Let’s choose all orders except the ones where status is unavailable or canceled. The shop has to return the payment for these orders back to customers, so this probably shouldn’t count.

``````paid_orders = len(orders)
paid_orders
``````
``````98206
``````
``````paid_orders_percent = paid_orders / all_orders
``````
``````0.9875905068382944
``````

There are 98206 paid orders where some of the payments might be refunded (either due to being unavailable or canceled) but weren’t at the moment of data extraction from the database. One can also see that only ~1.24% (1 - paid_orders_percent) of orders turned to be somewhat problematic so far. Within each cohort I’ll calculate the number of customers, total orders and payments by making a pivot table.

``````df = orders.pivot_table(index = ['order_year', 'order_month'], values=['customer_id','payment_value', 'order_count'], aggfunc={'customer_id': 'count', 'order_count':'sum', 'payment_value':'sum'}).reset_index()
``````
``````df.columns = ['order_year', 'order_month', 'customer_count', 'order_count', 'payment_value'] #changing column names
``````

Concatenating the columns to have a clear name of each cohort.

``````df["cohort"] = df["order_year"].astype(str) + "-" + df["order_month"].astype(str)
``````

Calculating the average amount of orders per customer and average payment amount per order, rounded to 3 decimals.

``````df['mean_order_per_customer'] = round(df['order_count'] / df['customer_count'], 3)
df['mean_payment_per_order'] = round(df['payment_value'] / df['order_count'], 3)
``````
``````df = df.set_index('cohort')
df
`````` ``````import matplotlib.pyplot as plt
``````
``````plt.figure(figsize=(12,7))
plt.plot(df['payment_value'])
plt.xticks(rotation='45')
plt.title('Total Payments by Cohort', fontsize=14)
plt.xlabel('Cohort', fontsize=13)
plt.ylabel('Total Payments', fontsize=13)
plt.show()
`````` Clearly, there has been a growth with a peak in a cohort of November 2017, however it’s worth a remark that data are missing for the following months 2016-9, 2016-12, and 2018-9.

``````plt.figure(figsize=(12,7))
plt.plot(df['mean_order_per_customer'])
plt.xticks(rotation='45')
plt.title('Mean Order Count Per Customer by Cohort', fontsize=14)
plt.xlabel('Cohort', fontsize=13)
plt.ylabel('Mean Order Count Per Customer', fontsize=13)
plt.show()
`````` The chart shows a decrease in an average number of orders per customer after July 2017. It didn’t increase afterwards. That’s interesting, it feels like ecommerce shops chose a different growth strategy to concentrate on attracting new customers, though we don’t know the real reason.

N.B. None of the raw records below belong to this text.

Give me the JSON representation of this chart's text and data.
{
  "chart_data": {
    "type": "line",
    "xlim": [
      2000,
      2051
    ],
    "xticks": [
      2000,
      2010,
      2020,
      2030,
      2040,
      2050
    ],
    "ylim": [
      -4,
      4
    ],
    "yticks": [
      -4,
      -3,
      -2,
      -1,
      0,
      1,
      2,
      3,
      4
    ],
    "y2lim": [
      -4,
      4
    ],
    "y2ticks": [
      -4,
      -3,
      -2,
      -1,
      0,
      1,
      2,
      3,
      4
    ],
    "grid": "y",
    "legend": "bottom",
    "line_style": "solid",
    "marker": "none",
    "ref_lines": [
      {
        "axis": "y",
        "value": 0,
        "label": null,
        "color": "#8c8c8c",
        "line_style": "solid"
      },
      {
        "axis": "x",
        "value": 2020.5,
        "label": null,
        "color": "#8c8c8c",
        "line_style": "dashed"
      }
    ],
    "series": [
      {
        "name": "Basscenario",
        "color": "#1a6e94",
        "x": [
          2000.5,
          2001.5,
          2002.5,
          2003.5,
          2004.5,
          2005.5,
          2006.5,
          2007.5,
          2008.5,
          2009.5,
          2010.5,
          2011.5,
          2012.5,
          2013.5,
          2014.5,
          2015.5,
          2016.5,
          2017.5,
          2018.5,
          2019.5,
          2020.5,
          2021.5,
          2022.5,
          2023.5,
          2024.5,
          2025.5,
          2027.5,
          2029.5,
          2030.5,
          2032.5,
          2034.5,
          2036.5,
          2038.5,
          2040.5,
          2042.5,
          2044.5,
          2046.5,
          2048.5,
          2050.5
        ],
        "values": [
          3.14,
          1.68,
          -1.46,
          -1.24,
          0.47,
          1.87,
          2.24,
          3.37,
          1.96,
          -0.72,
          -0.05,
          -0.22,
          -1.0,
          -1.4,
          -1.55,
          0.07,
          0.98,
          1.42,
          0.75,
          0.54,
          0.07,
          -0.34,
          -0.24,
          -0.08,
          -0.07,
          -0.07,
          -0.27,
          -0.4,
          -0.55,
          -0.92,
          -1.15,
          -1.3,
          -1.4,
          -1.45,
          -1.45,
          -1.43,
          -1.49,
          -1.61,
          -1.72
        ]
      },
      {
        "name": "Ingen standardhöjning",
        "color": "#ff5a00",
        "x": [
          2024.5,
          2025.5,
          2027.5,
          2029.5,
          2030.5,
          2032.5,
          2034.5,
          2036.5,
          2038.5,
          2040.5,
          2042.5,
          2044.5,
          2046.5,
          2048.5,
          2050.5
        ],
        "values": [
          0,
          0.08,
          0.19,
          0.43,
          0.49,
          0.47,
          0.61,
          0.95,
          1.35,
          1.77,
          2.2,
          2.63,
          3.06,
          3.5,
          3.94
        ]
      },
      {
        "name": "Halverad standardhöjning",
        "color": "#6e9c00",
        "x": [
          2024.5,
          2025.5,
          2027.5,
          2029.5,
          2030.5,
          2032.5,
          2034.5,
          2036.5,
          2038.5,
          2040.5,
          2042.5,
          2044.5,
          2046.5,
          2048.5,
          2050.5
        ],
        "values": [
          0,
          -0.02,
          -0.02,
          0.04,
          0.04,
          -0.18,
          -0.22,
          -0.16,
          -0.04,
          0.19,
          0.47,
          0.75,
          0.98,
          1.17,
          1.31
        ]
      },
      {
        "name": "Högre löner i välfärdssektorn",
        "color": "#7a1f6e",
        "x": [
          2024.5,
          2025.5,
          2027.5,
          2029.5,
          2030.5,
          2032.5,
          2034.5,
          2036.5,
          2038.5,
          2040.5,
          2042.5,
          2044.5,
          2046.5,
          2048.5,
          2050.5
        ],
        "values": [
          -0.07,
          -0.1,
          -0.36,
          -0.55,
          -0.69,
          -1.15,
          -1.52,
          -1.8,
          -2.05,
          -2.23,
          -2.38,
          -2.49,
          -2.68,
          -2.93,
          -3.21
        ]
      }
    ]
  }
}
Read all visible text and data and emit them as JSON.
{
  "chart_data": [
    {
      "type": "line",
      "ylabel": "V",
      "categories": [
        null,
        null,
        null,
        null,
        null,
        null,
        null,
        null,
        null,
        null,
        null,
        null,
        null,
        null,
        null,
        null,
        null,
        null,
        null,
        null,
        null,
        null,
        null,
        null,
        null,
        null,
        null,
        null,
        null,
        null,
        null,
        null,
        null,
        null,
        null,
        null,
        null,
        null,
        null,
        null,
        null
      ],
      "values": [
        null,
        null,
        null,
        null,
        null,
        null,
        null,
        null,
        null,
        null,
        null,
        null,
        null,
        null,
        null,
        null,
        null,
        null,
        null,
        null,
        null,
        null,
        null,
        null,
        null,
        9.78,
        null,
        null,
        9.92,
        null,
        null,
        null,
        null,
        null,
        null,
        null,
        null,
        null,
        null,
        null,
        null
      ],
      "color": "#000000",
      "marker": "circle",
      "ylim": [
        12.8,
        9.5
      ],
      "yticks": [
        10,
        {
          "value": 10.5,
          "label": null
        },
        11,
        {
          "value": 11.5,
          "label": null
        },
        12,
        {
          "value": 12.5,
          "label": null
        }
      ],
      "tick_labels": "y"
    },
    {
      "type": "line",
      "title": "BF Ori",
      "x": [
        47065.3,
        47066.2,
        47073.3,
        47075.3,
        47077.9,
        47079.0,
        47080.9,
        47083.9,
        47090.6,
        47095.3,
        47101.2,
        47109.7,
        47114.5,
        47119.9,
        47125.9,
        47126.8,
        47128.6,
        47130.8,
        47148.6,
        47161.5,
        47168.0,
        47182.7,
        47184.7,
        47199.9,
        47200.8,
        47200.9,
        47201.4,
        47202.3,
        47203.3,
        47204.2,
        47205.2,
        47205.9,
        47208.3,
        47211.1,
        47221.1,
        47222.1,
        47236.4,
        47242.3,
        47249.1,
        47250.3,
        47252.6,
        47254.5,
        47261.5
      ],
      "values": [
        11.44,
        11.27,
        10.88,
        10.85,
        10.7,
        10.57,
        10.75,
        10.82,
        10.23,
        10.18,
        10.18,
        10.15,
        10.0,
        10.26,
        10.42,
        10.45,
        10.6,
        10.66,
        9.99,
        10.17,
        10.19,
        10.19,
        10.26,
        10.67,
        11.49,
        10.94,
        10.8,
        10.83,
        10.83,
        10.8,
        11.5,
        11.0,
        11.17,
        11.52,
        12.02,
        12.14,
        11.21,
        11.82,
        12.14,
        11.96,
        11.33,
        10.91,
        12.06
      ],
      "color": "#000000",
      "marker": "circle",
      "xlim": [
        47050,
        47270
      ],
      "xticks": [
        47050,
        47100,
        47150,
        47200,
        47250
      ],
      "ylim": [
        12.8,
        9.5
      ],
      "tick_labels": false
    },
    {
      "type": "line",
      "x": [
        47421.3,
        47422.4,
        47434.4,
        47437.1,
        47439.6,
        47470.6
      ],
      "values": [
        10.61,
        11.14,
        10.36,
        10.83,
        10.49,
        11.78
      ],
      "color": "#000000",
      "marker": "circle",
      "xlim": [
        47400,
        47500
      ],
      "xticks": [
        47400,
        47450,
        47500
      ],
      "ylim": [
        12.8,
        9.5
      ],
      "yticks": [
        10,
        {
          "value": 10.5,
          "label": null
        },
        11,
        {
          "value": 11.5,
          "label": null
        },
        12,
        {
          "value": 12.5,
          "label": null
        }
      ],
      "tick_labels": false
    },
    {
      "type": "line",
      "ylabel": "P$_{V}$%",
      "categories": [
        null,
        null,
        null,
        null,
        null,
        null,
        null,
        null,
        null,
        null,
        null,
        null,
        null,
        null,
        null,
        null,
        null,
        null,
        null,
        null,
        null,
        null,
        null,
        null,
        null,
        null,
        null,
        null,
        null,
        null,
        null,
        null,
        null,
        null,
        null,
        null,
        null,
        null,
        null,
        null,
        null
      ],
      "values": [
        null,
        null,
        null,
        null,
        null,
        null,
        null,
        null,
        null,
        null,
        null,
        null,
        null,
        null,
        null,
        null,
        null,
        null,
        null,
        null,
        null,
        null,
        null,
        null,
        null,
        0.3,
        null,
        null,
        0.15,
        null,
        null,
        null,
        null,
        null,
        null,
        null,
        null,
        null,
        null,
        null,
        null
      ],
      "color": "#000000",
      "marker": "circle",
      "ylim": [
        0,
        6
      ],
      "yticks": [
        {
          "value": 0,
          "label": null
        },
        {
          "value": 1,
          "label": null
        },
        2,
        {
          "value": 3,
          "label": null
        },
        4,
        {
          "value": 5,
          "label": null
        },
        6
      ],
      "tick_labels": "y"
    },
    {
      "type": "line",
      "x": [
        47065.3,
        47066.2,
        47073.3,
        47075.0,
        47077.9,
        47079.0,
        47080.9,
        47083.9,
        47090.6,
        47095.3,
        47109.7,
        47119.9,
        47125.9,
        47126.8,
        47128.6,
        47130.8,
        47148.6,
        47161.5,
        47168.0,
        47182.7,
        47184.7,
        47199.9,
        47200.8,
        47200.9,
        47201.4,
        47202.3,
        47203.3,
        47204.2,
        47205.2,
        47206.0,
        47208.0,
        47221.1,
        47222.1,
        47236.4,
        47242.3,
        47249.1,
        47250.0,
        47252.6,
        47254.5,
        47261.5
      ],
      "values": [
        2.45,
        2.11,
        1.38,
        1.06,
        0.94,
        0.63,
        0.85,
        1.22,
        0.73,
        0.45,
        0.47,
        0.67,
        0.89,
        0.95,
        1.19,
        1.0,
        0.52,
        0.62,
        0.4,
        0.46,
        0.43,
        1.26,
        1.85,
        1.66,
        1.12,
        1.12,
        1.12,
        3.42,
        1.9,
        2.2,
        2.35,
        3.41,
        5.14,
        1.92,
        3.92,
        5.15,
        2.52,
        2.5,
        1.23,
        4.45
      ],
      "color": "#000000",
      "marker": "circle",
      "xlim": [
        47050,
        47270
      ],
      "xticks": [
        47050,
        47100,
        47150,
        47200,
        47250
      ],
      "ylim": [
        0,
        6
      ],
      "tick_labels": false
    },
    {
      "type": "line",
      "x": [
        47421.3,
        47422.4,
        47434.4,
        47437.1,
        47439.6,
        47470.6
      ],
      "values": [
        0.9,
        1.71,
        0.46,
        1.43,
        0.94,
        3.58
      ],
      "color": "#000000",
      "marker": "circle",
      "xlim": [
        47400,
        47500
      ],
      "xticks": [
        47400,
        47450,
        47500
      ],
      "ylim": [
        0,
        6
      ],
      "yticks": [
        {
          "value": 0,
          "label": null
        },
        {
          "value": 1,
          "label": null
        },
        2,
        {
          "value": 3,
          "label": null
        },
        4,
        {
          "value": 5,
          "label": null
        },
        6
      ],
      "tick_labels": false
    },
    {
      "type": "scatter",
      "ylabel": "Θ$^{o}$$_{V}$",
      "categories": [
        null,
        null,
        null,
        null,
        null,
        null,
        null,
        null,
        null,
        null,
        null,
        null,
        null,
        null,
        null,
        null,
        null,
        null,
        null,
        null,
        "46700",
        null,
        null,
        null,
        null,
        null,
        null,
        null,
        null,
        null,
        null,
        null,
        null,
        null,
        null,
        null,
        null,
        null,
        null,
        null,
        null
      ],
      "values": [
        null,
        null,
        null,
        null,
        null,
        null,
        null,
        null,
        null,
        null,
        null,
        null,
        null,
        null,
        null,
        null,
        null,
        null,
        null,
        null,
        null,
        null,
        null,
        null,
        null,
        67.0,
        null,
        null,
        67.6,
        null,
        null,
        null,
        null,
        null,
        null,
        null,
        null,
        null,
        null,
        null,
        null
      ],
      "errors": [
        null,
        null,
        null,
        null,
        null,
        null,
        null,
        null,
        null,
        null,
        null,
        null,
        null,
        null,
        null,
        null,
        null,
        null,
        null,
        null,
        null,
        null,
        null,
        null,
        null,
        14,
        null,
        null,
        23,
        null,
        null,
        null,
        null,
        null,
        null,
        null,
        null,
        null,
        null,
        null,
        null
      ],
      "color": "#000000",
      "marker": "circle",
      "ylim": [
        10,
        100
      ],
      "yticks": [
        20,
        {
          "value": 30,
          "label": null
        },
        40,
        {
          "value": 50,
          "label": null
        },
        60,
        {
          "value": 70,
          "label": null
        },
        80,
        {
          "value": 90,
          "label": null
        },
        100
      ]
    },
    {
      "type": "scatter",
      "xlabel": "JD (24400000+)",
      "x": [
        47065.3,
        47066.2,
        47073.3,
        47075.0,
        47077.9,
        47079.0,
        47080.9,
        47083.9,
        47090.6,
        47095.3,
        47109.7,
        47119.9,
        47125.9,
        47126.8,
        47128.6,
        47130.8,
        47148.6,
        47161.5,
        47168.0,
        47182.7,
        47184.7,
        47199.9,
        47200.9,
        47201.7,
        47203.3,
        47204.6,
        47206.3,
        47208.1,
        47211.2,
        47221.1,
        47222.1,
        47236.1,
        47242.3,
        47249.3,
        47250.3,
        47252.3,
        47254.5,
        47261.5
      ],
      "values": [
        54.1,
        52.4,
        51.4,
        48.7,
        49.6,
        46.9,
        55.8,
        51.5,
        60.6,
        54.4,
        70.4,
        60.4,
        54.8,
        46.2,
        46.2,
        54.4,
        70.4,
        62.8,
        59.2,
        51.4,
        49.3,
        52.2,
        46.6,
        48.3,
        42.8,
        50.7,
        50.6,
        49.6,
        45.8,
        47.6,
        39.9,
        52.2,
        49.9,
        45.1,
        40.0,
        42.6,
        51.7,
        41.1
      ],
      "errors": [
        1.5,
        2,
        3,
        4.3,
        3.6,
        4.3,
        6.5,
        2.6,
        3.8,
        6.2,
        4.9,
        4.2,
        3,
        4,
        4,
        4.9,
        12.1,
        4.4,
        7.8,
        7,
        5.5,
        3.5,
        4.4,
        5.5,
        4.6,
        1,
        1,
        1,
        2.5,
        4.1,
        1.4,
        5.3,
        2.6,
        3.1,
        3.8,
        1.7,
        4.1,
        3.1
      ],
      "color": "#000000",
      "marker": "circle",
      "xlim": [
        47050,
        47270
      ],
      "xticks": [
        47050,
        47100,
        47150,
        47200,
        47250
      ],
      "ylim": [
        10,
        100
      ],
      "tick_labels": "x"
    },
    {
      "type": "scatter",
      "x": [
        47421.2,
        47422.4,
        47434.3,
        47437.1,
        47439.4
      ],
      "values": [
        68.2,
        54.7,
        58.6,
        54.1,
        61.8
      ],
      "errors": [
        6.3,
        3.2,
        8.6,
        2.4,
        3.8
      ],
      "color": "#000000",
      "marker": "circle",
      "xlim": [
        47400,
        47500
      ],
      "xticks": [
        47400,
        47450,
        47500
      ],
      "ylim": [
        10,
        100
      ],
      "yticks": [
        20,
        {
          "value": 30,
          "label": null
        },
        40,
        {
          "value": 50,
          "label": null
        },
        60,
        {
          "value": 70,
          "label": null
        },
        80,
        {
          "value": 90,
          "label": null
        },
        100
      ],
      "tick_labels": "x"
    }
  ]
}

• Compare any of the two cohorts by revenue and a number of orders
``````selected_cohorts = df.loc[['2018-3', '2018-4']]
selected_cohorts
`````` ``````selected_cohorts.iloc - selected_cohorts.iloc
``````
``````order_year                    0.000
order_month                   1.000
customer_count             -249.000
order_count                -279.000
payment_value              3567.170
mean_order_per_customer      -0.003
mean_payment_per_order        6.486
dtype: float64
``````

The two cohorts are of interest to me because of comparable payment values while the mean order per customer is smaller by 0.003 in the second (2018-4), on average these customers paid more by around 6.5 currency units. Perhaps it’s worth studying the profile of those particular well paying customers in detail for advertisement. :)

#### Conclusion One can clearly see a positive correlation between customer base growth and payment values. Mean payment per order didn’t go below 150 during the period from March 2018 to August 2018. However, it would be interesting to see if it started decreasing which is impossible due to a lack of data. Though maybe it would be great to come back to doing the same thing as in that 6 month period.